Welcome to the forum @samirmsallem 
First question: afaik there is no possibility to do this with ProdigyHF, correct? I only see recipes for NER and textcat but not both.
You're correct that there's no built-in recipe for multi-task (NER + textcat) training in ProdigyHF. The ProdigyHF recipes are built around the Hugging Face transformers
library's task-specific paradigm, where models are specialized for particular tasks:
hf.train.ner
uses AutoModelForTokenClassification
hf.train.textcat
uses AutoModelForSequenceClassification
These are different model architectures with task-specific prediction heads. The recipes are designed to be straightforward, single-purpose training scripts that align with Hugging Face's task-specific model classes.
transformers
does not offer a built-in architecture for multi-task learning as this requires a custom architecture with multiple task heads.
I would recommend you try with spacy-transformers
which uses multi-task learning by default (see docs on shared embedding layer).
Both NER and textcat components can be configured to use (and update) the same transformer embeddings via the TransformerListener
architecture, effectively implementing multi-task learning.
It's also very straightforward to export the data annotated with Prodigy to train a multi-component spaCy pipeline. data-to-spacy
command will take care of merging the textcat and NER annotations to create a single spaCy training example. spaCy will also take care of transformer-specific tokenization.
Second: Is it possible to export the dataset in a scheme that I can perform a multi task training outside of Prodigy ex. with the HuggingFace trainer? I used ner.manual and textcat.manual for annotating.
If however, you'd like train directly with transformers
, you can export the data with db-out
command to get in a straightforward JSONL format and convert it into any format you need using a custom script. You can also check the source code of ProdigyHF recipes to see how the conversion is done there.
Third: If no, would a training of the same model first on NER labels of the dataset and then on the textcat labels would bring the same effect like multi task fine tuning?
Multi-task fine-tuning differs from sequential single-task fine-tuning in several important ways:
In multi-task fine-tuning, a model is trained simultaneously on multiple tasks, with a shared parameter space. This means:
- The model learns to optimize for all tasks at once
- All tasks contribute to gradient updates during training
- The model develops representations that can generalize across tasks
- Knowledge and patterns learned from one task can directly benefit other tasks during training
In sequential fine-tuning, a model is fine-tuned on one task, then fine-tuned again on a different task:
- The model may forget knowledge from earlier tasks (catastrophic forgetting)

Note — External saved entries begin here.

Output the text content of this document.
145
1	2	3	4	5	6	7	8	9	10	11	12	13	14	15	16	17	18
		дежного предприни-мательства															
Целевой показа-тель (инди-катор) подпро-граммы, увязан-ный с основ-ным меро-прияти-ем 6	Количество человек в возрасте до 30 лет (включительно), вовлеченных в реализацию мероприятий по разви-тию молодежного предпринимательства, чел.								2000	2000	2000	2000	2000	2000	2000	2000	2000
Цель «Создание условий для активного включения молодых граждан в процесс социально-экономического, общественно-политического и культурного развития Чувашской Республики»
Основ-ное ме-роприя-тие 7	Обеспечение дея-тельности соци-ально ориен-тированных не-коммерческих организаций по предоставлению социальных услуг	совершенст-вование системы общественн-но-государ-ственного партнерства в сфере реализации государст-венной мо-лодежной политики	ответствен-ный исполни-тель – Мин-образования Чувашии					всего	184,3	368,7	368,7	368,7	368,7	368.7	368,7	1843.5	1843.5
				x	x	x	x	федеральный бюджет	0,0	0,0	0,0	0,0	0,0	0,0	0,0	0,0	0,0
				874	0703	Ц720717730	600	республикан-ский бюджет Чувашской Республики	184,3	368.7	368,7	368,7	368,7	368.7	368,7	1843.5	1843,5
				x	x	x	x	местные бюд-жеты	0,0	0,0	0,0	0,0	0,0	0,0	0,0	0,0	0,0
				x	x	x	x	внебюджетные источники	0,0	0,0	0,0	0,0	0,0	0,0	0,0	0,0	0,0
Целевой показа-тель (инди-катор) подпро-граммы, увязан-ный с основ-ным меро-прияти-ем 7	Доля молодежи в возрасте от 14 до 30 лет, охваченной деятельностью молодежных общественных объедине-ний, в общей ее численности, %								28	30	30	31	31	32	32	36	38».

- Later tasks can overwrite parameters important for earlier tasks
- Task order can significantly impact final performance
- Knowledge transfer between tasks is limited by the sequential nature
Consequently, training the same model sequentially (first on NER, then on textcat) would not produce the same effect as multi-task fine-tuning.
In spaCy it should be relatively easy to set up experiments with separate and shared embedding layer to see how much benefit you get from a multi-task setup.